A relevant fact to note is that recently the Islamic finance industry has seen the birth of FinTech startups based on Islamic principles. The digital revolution is causing a paradigm shift in the financial ecosystem, including the Islamic one, because of the emergence of new business models that challenge the traditional intermediation role played by banks. Equity crowdfunding presents itself as a great opportunity to foster the risk-sharing contracts of Mudaraba and Musharaka, and to channel direct capital into the real economy. A notable case is that of Ethis Ventures based in Singapore, a conglomeration of Islamic crowdfunding platforms specialized in different market niches. In Europe, it stands out as the first Shariah-compliant authorized FinTech Yielders, a London based real estate crowdfunding platform. These examples anticipate some of the advantages that FinTech startups can bring to the Islamic finance industry: democratisation of access to finance through an agile, simple and convenient way.

Traditionally, Islamic financial transactions have been characterized by a great complexity derived from the use of multiple contracts in a single transaction and the participation of several agents. This complexity greatly increases operational and counterparty risk, as well as administrative and legal costs. Blockchain technology could make the process of designing and executing Islamic financial transactions more efficient through the use of smart contracts. Smart contracts could automate the entire contractual process and streamline the operations of Islamic financial institutions. The use of blockchain technology would also allow exploring new possibilities in the industry such as the use of digital currencies and distributed cloud storage, while ensuring the Islamic values of trust and transparency.
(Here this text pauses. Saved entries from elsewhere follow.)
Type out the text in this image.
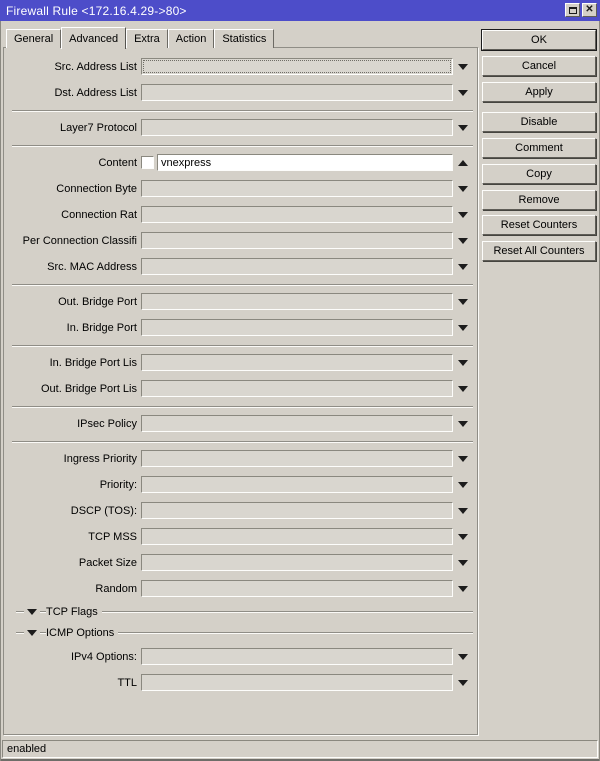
Firewall Rule <172.16.4.29->80>	✕
General Advanced Extra Action Statistics
Src. Address List
Dst. Address List
Layer7 Protocol
Content
vnexpress
Connection Byte
Connection Rat
Per Connection Classifi
Src. MAC Address
Out. Bridge Port
In. Bridge Port
In. Bridge Port Lis
Out. Bridge Port Lis
IPsec Policy
Ingress Priority
Priority:
DSCP (TOS):
TCP MSS
Packet Size
Random
TCP Flags
ICMP Options
IPv4 Options:
TTL
OK
Cancel
Apply
Disable
Comment
Copy
Remove
Reset Counters
Reset All Counters
enabled
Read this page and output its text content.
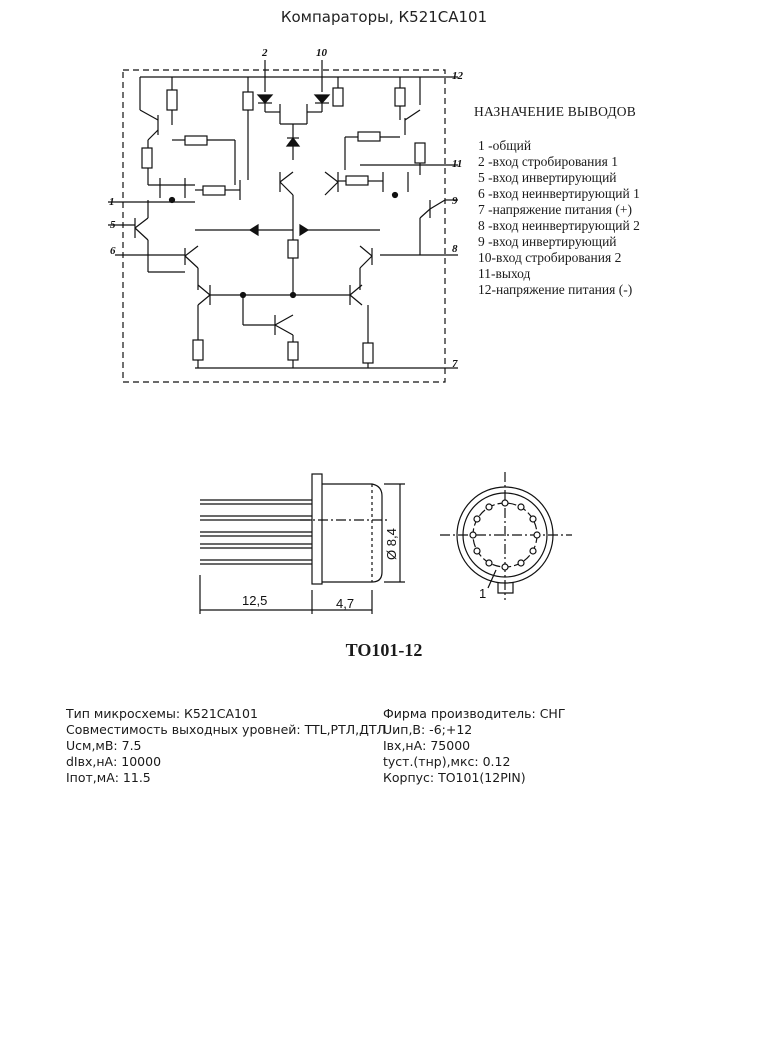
Компараторы, К521СА101
2	10
12
11
1
5
6
9
8
7
12,5	4,7
Ø 8,4
1
НАЗНАЧЕНИЕ ВЫВОДОВ
1 -общий
2 -вход стробирования 1
5 -вход инвертирующий
6 -вход неинвертирующий 1
7 -напряжение питания (+)
8 -вход неинвертирующий 2
9 -вход инвертирующий
10-вход стробирования 2
11-выход
12-напряжение питания (-)
TO101-12
Тип микросхемы: К521СА101
Совместимость выходных уровней: TTL,РТЛ,ДТЛ
Uсм,мВ: 7.5
dIвх,нА: 10000
Iпот,мА: 11.5
Фирма производитель: СНГ
Uип,В: -6;+12
Iвх,нА: 75000
tуст.(тнр),мкс: 0.12
Корпус: TO101(12PIN)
In conclusion, the growth of the Islamic finance industry in Europe involves adapting the nature of its products and services to the digital environment. Digital banking, blockchain technology, FinTech startups and in the near future RegTech and InsurTech offer new possibilities that could contribute to the growth and expansion of the industry. In any case, to take advantage of these opportunities adequately, the industry must overcome one of its biggest challenges: regulatory homogenization. To this end, the Islamic Development Bank (IDB) has called for the creation of a global advisory board that can offer greater uniformity to the industry. On another note, the creation of the Islamic FinTech Alliance promises “foster safety and trust by establishing, promoting, and enforcing shared standards for Islamic financial technology”. Given the speed with which changes in the digital revolution era are taking place, it will probably not take long to observe the results of this initiative.